Milli takımı bırak Hakan
Haberin Devamı ›
Galatasaray, yıllardır ısrar edilen bir yanlışı daha terk etmenin sinyallerini verdi. Nedir bu? Hava topu üstünlüğü bulunan Hakan Şükür’ü gören herkes topu şişiriyordu daha düne kadar. Kalli’nin futbol felsefesi doğrultusunda Konya karşısında bu abukluğa son verildi. Ancak bakalım bu öğretiyi skor bakımından istediğini henüz elde edemedikleri ve sürenin azaldığı anlarda da panik yapmadan uygulayabilecekler mi? Önemli olan bu! 90 artılarda bile hâlâ 3 şişirme yerine, 1 sıfırdan orta yapmayı zorlarlarsa, ancak o zaman sabır ve disiplin isteyen, ne pahasına olursa olsun paniği reddeden bu öğretiyi benimsemişler anlamı çıkartabiliriz. Bunu başardıklarına ikna olduğumuz andan itibaren de, Konya maçındaki gibi ‘10 pozisyonda 6 gol’ gibi verimli yüzdeleri skora yansıtan bir Galatasaray müjdesini verebiliriz.

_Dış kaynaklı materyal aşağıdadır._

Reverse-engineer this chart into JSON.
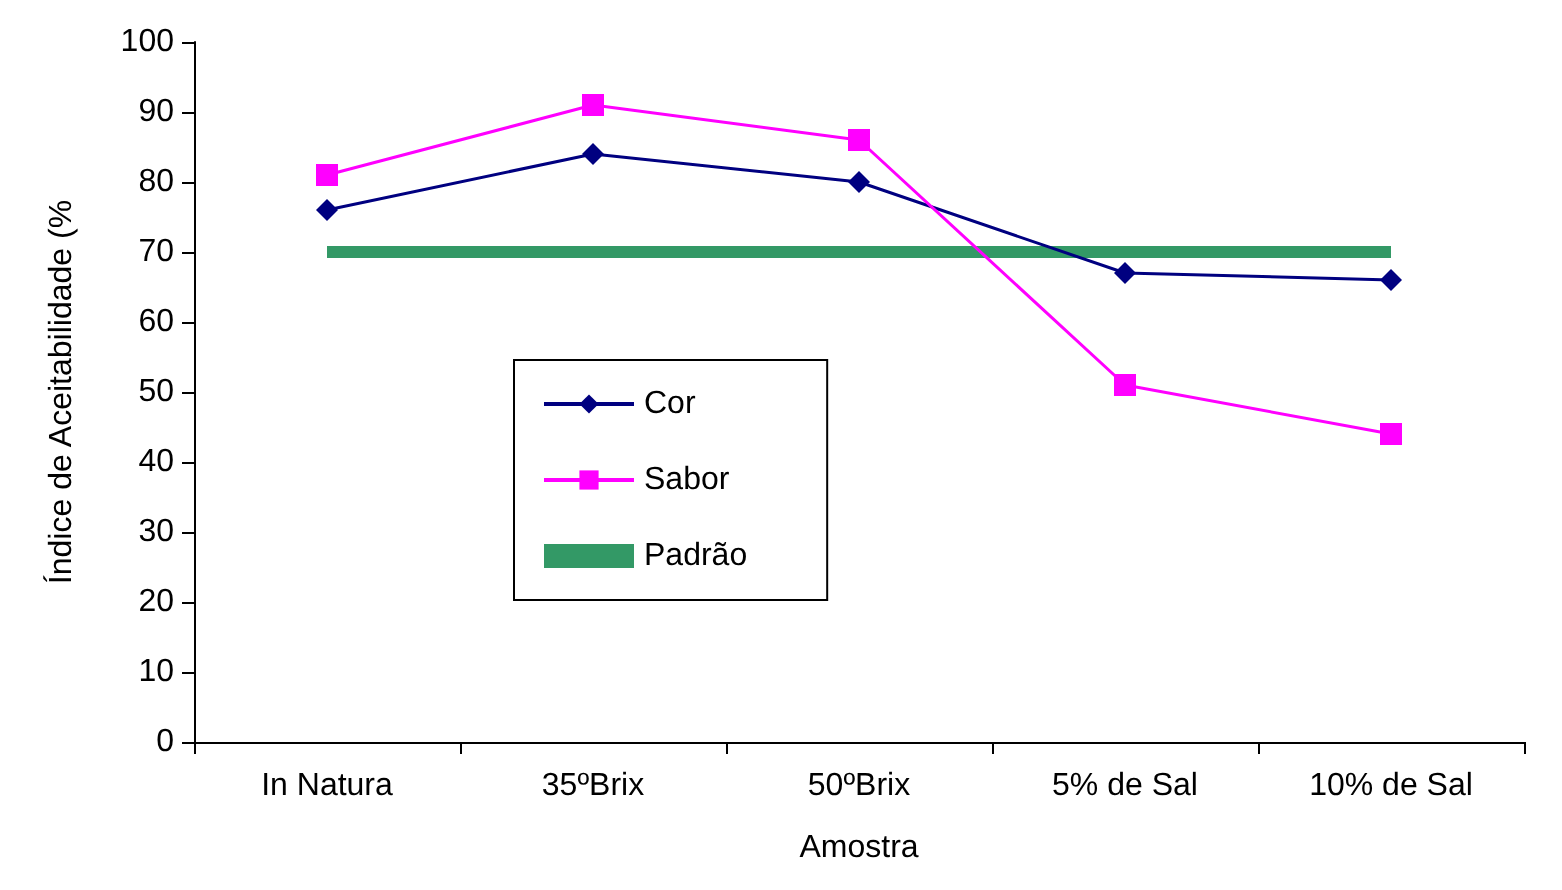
{
  "chart_data": {
    "type": "line",
    "xlabel": "Amostra",
    "ylabel": "Índice de Aceitabilidade (%",
    "categories": [
      "In Natura",
      "35ºBrix",
      "50ºBrix",
      "5% de Sal",
      "10% de Sal"
    ],
    "series": [
      {
        "name": "Cor",
        "color": "#000080",
        "marker": "diamond",
        "values": [
          76,
          84,
          80,
          67,
          66
        ]
      },
      {
        "name": "Sabor",
        "color": "#ff00ff",
        "marker": "square",
        "values": [
          81,
          91,
          86,
          51,
          44
        ]
      },
      {
        "name": "Padrão",
        "color": "#339966",
        "marker": "none",
        "values": [
          70,
          70,
          70,
          70,
          70
        ]
      }
    ],
    "ylim": [
      0,
      100
    ],
    "yticks": [
      0,
      10,
      20,
      30,
      40,
      50,
      60,
      70,
      80,
      90,
      100
    ],
    "grid": false,
    "legend": "center"
  }
}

Konyaspor maçında ayrıca, Hakan Şükür’ün gezerek oynamasını, sıfıra inip kesmesini, asist yapmasını, gol atmasını, savunmaya yardımını, alıp vermelerini, hücum presini izledik uzun bir aradan sonra... Demek ki, doldur-boşaltlar sorununun kaynağı, Hakan’ın boyunda, yaşında, bunalımlarında, Nonda’ya penaltıyı attıran takım içindeki otoritesinde değilmiş!

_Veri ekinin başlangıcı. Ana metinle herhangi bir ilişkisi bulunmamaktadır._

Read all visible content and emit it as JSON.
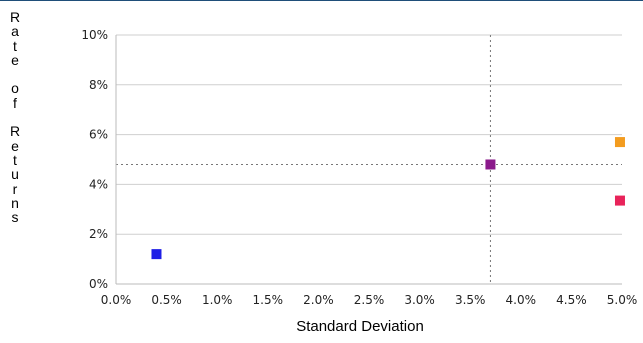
{
  "chart_data": {
    "type": "scatter",
    "title": "",
    "xlabel": "Standard Deviation",
    "ylabel": "Rate of Returns",
    "ylabel_vertical": "R\na\nt\ne\n\no\nf\n\nR\ne\nt\nu\nr\nn\ns",
    "xlim": [
      0,
      5
    ],
    "ylim": [
      0,
      10
    ],
    "x_ticks": [
      "0.0%",
      "0.5%",
      "1.0%",
      "1.5%",
      "2.0%",
      "2.5%",
      "3.0%",
      "3.5%",
      "4.0%",
      "4.5%",
      "5.0%"
    ],
    "y_ticks": [
      "0%",
      "2%",
      "4%",
      "6%",
      "8%",
      "10%"
    ],
    "grid": "horizontal",
    "legend": "none",
    "points": [
      {
        "x": 0.4,
        "y": 1.2,
        "color": "#1f1fe6"
      },
      {
        "x": 3.7,
        "y": 4.8,
        "color": "#8b1a8b"
      },
      {
        "x": 4.98,
        "y": 5.7,
        "color": "#f39c1f"
      },
      {
        "x": 4.98,
        "y": 3.35,
        "color": "#e8235a"
      }
    ],
    "reference_lines": {
      "x": 3.7,
      "y": 4.8
    }
  }
}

Aslında Hakan’ın atacağı sadece bir adım var bu saatten sonra; Bir daha giymemek üzere Ay-Yıldızlı formadan affını istemek ve kendini tamamen Galatasaray’a vermek. 36 yaşına karşın hem fizik, hem de beyin olarak pek çok kulvarda aynı anda iş yapar Hakan, bundan eminim. Ancak bazıları; yangından ilk kurtarılacaklar listesinin başında yer alması gereken koca Kral’ı, irtifa kaybeden balondan ilk atılacak ‘olsa da olur, olmasa da’ listesine sokma girişimlerinden asla vazgeçmeyecektir, bundan da eminim.

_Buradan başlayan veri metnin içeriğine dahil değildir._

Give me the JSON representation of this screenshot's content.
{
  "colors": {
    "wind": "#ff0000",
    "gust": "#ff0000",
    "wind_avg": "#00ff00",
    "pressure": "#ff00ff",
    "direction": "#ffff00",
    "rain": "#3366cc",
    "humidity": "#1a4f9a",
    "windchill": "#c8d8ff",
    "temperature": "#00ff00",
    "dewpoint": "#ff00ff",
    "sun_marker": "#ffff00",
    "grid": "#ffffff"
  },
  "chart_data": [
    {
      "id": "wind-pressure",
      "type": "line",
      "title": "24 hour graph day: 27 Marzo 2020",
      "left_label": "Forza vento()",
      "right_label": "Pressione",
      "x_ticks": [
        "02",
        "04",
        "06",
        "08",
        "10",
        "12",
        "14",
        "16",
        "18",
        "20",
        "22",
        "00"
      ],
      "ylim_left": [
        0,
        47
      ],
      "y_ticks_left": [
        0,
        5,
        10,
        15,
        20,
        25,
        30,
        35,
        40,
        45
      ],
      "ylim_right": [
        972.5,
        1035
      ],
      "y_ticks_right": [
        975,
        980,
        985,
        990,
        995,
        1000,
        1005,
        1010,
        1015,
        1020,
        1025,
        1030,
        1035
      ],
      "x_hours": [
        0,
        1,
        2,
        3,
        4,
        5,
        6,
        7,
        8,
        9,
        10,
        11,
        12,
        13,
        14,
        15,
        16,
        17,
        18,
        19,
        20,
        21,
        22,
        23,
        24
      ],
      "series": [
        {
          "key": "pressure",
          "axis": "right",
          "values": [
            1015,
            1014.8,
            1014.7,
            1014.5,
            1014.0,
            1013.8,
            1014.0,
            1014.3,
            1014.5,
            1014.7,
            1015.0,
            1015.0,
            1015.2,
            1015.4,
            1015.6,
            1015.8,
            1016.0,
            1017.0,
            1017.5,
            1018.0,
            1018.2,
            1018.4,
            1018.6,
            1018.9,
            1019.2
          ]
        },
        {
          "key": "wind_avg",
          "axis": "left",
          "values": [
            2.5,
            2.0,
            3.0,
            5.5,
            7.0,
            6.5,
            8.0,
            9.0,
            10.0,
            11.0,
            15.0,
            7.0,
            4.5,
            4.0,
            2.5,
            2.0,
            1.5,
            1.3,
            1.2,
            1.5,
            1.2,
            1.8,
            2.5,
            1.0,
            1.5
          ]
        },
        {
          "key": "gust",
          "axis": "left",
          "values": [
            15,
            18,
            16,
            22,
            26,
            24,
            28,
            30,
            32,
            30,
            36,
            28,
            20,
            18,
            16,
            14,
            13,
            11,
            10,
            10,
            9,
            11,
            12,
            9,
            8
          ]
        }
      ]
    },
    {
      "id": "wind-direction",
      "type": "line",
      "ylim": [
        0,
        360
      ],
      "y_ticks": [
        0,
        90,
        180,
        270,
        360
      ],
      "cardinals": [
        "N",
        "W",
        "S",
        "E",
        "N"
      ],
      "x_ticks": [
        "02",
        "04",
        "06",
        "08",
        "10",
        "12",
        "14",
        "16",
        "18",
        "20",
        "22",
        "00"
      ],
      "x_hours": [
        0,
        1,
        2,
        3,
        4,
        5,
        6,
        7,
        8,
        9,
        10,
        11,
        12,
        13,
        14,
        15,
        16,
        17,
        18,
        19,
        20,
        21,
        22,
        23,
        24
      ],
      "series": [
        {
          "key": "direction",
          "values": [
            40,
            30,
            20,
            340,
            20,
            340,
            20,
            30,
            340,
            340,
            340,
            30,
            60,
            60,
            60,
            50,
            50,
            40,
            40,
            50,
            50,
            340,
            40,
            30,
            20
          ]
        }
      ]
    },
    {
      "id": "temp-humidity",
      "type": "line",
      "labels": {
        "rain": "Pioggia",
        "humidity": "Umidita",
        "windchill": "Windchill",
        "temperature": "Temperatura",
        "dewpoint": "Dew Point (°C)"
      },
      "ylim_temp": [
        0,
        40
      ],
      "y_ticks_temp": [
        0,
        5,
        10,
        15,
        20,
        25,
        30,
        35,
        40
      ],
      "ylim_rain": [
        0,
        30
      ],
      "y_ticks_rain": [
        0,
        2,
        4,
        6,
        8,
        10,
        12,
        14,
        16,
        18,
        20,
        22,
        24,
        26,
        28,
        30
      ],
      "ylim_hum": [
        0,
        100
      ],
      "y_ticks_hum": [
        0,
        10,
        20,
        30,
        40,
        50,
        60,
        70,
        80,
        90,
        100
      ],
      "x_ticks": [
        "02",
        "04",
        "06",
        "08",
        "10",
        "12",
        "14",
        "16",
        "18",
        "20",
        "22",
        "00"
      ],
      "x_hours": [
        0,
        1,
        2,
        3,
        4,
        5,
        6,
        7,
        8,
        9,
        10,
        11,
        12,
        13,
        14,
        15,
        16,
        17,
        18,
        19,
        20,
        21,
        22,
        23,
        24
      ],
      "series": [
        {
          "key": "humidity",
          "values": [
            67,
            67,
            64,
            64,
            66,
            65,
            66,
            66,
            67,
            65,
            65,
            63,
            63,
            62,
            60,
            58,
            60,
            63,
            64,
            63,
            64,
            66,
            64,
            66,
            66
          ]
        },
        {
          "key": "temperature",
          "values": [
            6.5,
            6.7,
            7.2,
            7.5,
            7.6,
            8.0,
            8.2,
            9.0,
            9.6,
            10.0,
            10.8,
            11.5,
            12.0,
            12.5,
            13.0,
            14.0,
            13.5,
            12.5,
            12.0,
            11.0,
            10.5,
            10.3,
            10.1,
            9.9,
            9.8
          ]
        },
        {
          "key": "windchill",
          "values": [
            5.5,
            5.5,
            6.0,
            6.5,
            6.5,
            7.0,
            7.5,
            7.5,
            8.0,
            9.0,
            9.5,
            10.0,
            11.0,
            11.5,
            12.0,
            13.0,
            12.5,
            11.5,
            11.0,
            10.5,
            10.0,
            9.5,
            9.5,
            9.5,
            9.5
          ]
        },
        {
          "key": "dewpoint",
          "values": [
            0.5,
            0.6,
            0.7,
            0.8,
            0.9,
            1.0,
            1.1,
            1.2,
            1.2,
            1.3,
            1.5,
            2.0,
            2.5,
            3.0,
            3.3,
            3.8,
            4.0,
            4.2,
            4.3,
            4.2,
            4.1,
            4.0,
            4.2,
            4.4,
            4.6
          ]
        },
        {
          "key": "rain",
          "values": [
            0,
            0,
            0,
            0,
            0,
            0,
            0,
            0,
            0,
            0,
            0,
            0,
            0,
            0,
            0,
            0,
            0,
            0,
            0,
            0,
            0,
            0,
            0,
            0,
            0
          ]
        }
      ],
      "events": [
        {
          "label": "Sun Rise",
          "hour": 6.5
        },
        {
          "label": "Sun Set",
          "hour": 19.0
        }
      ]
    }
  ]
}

Bu arada kolcu Emre konusunda kamuoyu vicdanı ikiye bölünmüş durumda. Yarısı ‘Ceza verilsin’ görüşünde, diğer yarısı ise ‘Cezaya gerek yok’ diyerek, o kolu hak ettiğimizi düşünüyor. Mesleki dayanışma adına Emre hakkında meslektaşlarımın yaptığı tüm eleştirilere katılıyorum, ama mesleki etik adına da diyorum ki, birazcık da özeleştiri lütfen! Öteki yüzde 50’yi yok saymamalıyız!